Seventeen years or so ago, as a shadow transport minister, I helped prepare a transport strategy for Labour in the event of getting a Labour government. That strategy was for all travel and transport to be integrated including cycling and walking. This wasn't to say everyone should cycle everywhere all of the time but where it made sense, that option should be included.

 My role involved me attending lots of meetings and discussions, including speaking at the opening of a major cycling conference in Switzerland where the local council had just completed a cycle route after many years of campaigning. "What we do, we do for our grandchildren, not our children," said the chairman of the council in his attempt to explain that some things just cannot be achieved overnight. They require time.

 In the meantime I have kept up the pressure to get cycling into Stoke-on-Trent.  I organised an initial meeting with the Council and Sustrans at the North Stafford Hotel and out of that came the initiative to secure some funding for national millennium routes through Stoke on Trent.

 I organised meeting after meeting with the then highway officials who believed that travel was transport was highways and that funding should be spent exclusively on highways.  Having worked hard to persuade our government to introduce funding for safe routes to school, and seen how some areas had used that funding to encourage some children to cycle safely to school, I could not accept that it was okay for some areas to do that but not here in Stoke on Trent.
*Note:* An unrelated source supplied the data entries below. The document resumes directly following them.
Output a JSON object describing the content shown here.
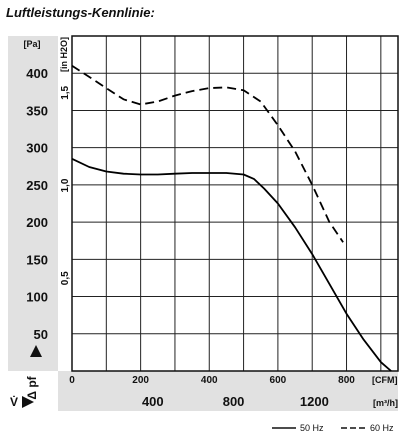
{
  "chart_data": {
    "type": "line",
    "title": "Luftleistungs-Kennlinie:",
    "y_axis": {
      "unit": "[Pa]",
      "ticks": [
        50,
        100,
        150,
        200,
        250,
        300,
        350,
        400
      ],
      "ticks_text": [
        "50",
        "100",
        "150",
        "200",
        "250",
        "300",
        "350",
        "400"
      ],
      "range": [
        0,
        450
      ],
      "symbol": "Δ pf"
    },
    "y_axis_secondary": {
      "unit": "[in H2O]",
      "ticks": [
        0.5,
        1.0,
        1.5
      ],
      "ticks_text": [
        "0,5",
        "1,0",
        "1,5"
      ]
    },
    "x_axis": {
      "unit": "[CFM]",
      "ticks": [
        0,
        200,
        400,
        600,
        800
      ],
      "ticks_text": [
        "0",
        "200",
        "400",
        "600",
        "800"
      ],
      "range": [
        0,
        950
      ]
    },
    "x_axis_secondary": {
      "unit": "[m³/h]",
      "ticks": [
        400,
        800,
        1200
      ],
      "ticks_text": [
        "400",
        "800",
        "1200"
      ],
      "symbol": "V̇"
    },
    "grid": true,
    "legend_position": "bottom-right",
    "series": [
      {
        "name": "50 Hz",
        "style": "solid",
        "color": "#000000",
        "x": [
          0,
          50,
          100,
          150,
          200,
          250,
          300,
          350,
          400,
          450,
          500,
          530,
          560,
          600,
          650,
          700,
          750,
          800,
          850,
          900,
          930
        ],
        "y": [
          285,
          274,
          268,
          265,
          264,
          264,
          265,
          266,
          266,
          266,
          264,
          258,
          245,
          225,
          193,
          157,
          117,
          77,
          42,
          12,
          0
        ]
      },
      {
        "name": "60 Hz",
        "style": "dashed",
        "color": "#000000",
        "x": [
          0,
          50,
          100,
          150,
          200,
          250,
          300,
          350,
          400,
          450,
          500,
          550,
          600,
          650,
          700,
          750,
          790
        ],
        "y": [
          410,
          395,
          380,
          365,
          358,
          362,
          370,
          376,
          380,
          381,
          377,
          362,
          330,
          295,
          250,
          200,
          173
        ]
      }
    ]
  }
}
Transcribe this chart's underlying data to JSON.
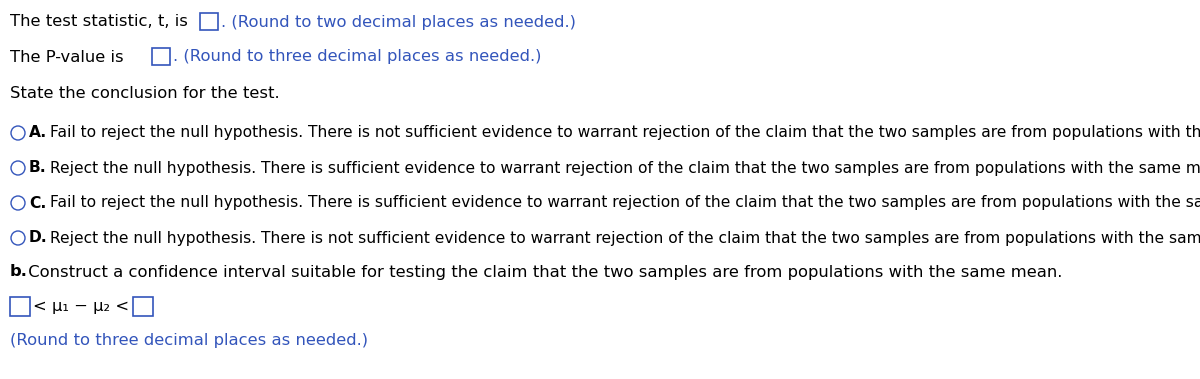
{
  "bg_color": "#ffffff",
  "text_color": "#000000",
  "blue_color": "#3355bb",
  "line1_black": "The test statistic, t, is",
  "line1_blue": ". (Round to two decimal places as needed.)",
  "line2_black": "The P-value is",
  "line2_blue": ". (Round to three decimal places as needed.)",
  "line3": "State the conclusion for the test.",
  "optionA_letter": "A.",
  "optionA_text": "Fail to reject the null hypothesis. There is not sufficient evidence to warrant rejection of the claim that the two samples are from populations with the same mean.",
  "optionB_letter": "B.",
  "optionB_text": "Reject the null hypothesis. There is sufficient evidence to warrant rejection of the claim that the two samples are from populations with the same mean.",
  "optionC_letter": "C.",
  "optionC_text": "Fail to reject the null hypothesis. There is sufficient evidence to warrant rejection of the claim that the two samples are from populations with the same mean.",
  "optionD_letter": "D.",
  "optionD_text": "Reject the null hypothesis. There is not sufficient evidence to warrant rejection of the claim that the two samples are from populations with the same mean.",
  "partb_bold": "b.",
  "partb_text": " Construct a confidence interval suitable for testing the claim that the two samples are from populations with the same mean.",
  "interval_text": "< μ₁ − μ₂ <",
  "round_note_blue": "(Round to three decimal places as needed.)",
  "font_size_main": 11.8,
  "font_size_options": 11.2,
  "fig_width": 12.0,
  "fig_height": 3.79,
  "dpi": 100
}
 All of this is water under the bridge. Suffice to say that that argument has finally been won. If it makes sense to encourage certain journeys by bike, lets go for it.  If we can use parts of the greenway and offer cycling stretches, why not?

In the last year it has seemed that after many years of trying, we really have something to celebrate.

 First there was the announcement by government that Stoke-on-Trent's cycling bid has been approved.  All in all, including a contribution from the Council, there will be £10 million to spend on encouraging cycling, mostly with new government money. Compared to the amount spent on highways it is small, but it is a huge boost for cycling.

 Already though there have been the predictable arguments that this will effectively be a waste of money. But compared to the national average, the numbers of people cycling to work for example is just 1.4% compared to the national average of 3.1%. This money will help us get people using bikes more - for work or leisure. 

Then, just off Route 55 at Burnwood Primary, I was thrilled to attend the opening of the new cycling track. This was phase 2 of a long term vision to introduce youngsters to safe cycling. Headteacher Dianne Herbert has acted as a true ambassador for cycling.  Having won the argument on Safe Routes to School to include cycling, her school now has a cycle track, cycles, and is working with Cycling Great Britain to link the pupils to cycling initiatives. In doing so, attitudes are being transformed as pupils gain confidence and Burnwood is being heralded as a beacon of good practice. So much for the early protestations that cycling had no place in local policies.

 I have bee utilising the cycle routes myself and I was able to catch up with a

 large group of families off on a family cycle ride from Ford Green to Biddulph Grange.  Through small steps like this we can promote awareness about the part cycling can play if only we have the appropriate facilities.  Stoke on Trent Council can be proud  of the praise from John Grimshaw, Director of Sustrans, who, when he opened the Route 55 track, said that its standard of construction was one of the highest that he had seen anywhere in the country.

 There will always be those who will resist any expenditure on cycling, there will be those like Fred Hughes who are right to question whether the extra money we have won will be well spent.  The answer is not to close the door to cycling. It is to work with enthusiasts like the children at Burnwood to see what contribution cycling, along with all other investment into other modes of transport, can make to integrated travel, leisure and health policies in our city.

 We can't legislate for cycling. And no one is suggesting that it is the answer to all the traffic problems in the city.  But it does have a part to play.